横尾教諭がそう声を掛け、数名の保護者が帰り支度を始める。

「残りの皆様にはこれから希望の係を懸けたマッスルのぶつかり合いをして頂くのですが、まずルールを説明致します」

 いよいよか……保護者達の顔には後戻り出来ぬという少しの後悔や絶対に負けないという決意の表情が浮かんだ。

「直径4.55メートルの円内でマッスルをぶつけ合って頂きます。制限時間は無し、円外の床に身体のどこかが接触した時点で負けと致します。武器の使用は認めません。途中で棄権する事も可能ですが、つまりそれは希望の係の変更へと繋がります」

 ユウくんママは講堂の床を見た。今まで意識しなかったが、あちこちにビニールテープで土俵程の大きさの円が描かれているのである。

 横尾教諭がルール説明を続ける。

「ただし、相手に怪我をさせたら即失格と致します。皆様は相手を思いやる、慈愛に満ちたマッスルでぶつかり合って下さいますようよろしくお願いします。大切なお子様に恥じない様なマッスルでもってお望みの係を勝ち取って下さい。尚、男性と女性のぶつかり合いでは、ハンデとして相応の重りを男性側に装着させて頂きますのでご了承下さい。各係ごとに職員一人が付いて進めて行きますので、協力の程よろしくお願い致します」

 教諭は最後に頭を下げ、締めくくった。

 ユウくんママと子沢山は極端な猫背の姿勢で膝の上に置いた両のこぶしを見つめている。それらは恐怖や不安により小刻みに震えていた。

――何なんだ、マッスルのぶつかり合いって……。一体どうすりゃいいんだ……。

 ユウくんママと子沢山は今更ながらマッスル幼稚園を選択した事を後悔していた。両者の額にはまだ四月だと言うのにいくつもの脂汗が滲んでいる。

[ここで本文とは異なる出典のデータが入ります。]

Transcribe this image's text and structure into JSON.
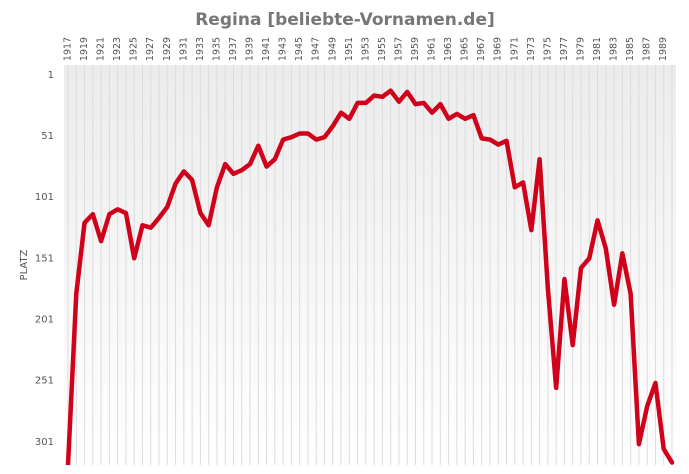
{
  "chart_data": {
    "type": "line",
    "title": "Regina [beliebte-Vornamen.de]",
    "y_label": "PLATZ",
    "x": [
      1917,
      1918,
      1919,
      1920,
      1921,
      1922,
      1923,
      1924,
      1925,
      1926,
      1927,
      1928,
      1929,
      1930,
      1931,
      1932,
      1933,
      1934,
      1935,
      1936,
      1937,
      1938,
      1939,
      1940,
      1941,
      1942,
      1943,
      1944,
      1945,
      1946,
      1947,
      1948,
      1949,
      1950,
      1951,
      1952,
      1953,
      1954,
      1955,
      1956,
      1957,
      1958,
      1959,
      1960,
      1961,
      1962,
      1963,
      1964,
      1965,
      1966,
      1967,
      1968,
      1969,
      1970,
      1971,
      1972,
      1973,
      1974,
      1975,
      1976,
      1977,
      1978,
      1979,
      1980,
      1981,
      1982,
      1983,
      1984,
      1985,
      1986,
      1987,
      1988,
      1989,
      1990
    ],
    "series": [
      {
        "name": "Regina",
        "color": "#d0021b",
        "values": [
          320,
          180,
          122,
          115,
          137,
          115,
          111,
          114,
          151,
          124,
          126,
          118,
          109,
          90,
          80,
          87,
          114,
          124,
          93,
          74,
          82,
          79,
          74,
          59,
          76,
          70,
          54,
          52,
          49,
          49,
          54,
          52,
          43,
          32,
          37,
          24,
          24,
          18,
          19,
          14,
          23,
          15,
          25,
          24,
          32,
          25,
          37,
          33,
          37,
          34,
          53,
          54,
          58,
          55,
          93,
          89,
          128,
          70,
          176,
          257,
          168,
          222,
          159,
          151,
          120,
          143,
          189,
          147,
          180,
          303,
          272,
          253,
          307,
          318
        ]
      }
    ],
    "xlim": [
      1917,
      1990
    ],
    "xticks": [
      1917,
      1919,
      1921,
      1923,
      1925,
      1927,
      1929,
      1931,
      1933,
      1935,
      1937,
      1939,
      1941,
      1943,
      1945,
      1947,
      1949,
      1951,
      1953,
      1955,
      1957,
      1959,
      1961,
      1963,
      1965,
      1967,
      1969,
      1971,
      1973,
      1975,
      1977,
      1979,
      1981,
      1983,
      1985,
      1987,
      1989
    ],
    "ylim": [
      320,
      -7
    ],
    "yticks": [
      1,
      51,
      101,
      151,
      201,
      251,
      301
    ],
    "grid": true
  }
}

 美魔女は一人、余裕の表情だ。彼女は自身の勝利を予感しローズピンクの唇に笑みを浮かべた。

 職員がパイプ椅子を隅に片付け始め、一つの影がベルマーク係希望の三人へと音もなく近付く。三人はハッと顔を上げた。

「ベルマーク係のマッスルぶつけの担当をさせて頂きます山道です」

 幼稚園教諭二年目の愛くるしい容姿の山道教諭であった。

「希望者が三人ですので、総当たり戦を行いましょう。三試合で全ての決着がつく計算となります。早速始めましょうか」

 三人はぐっと拳を握りしめた。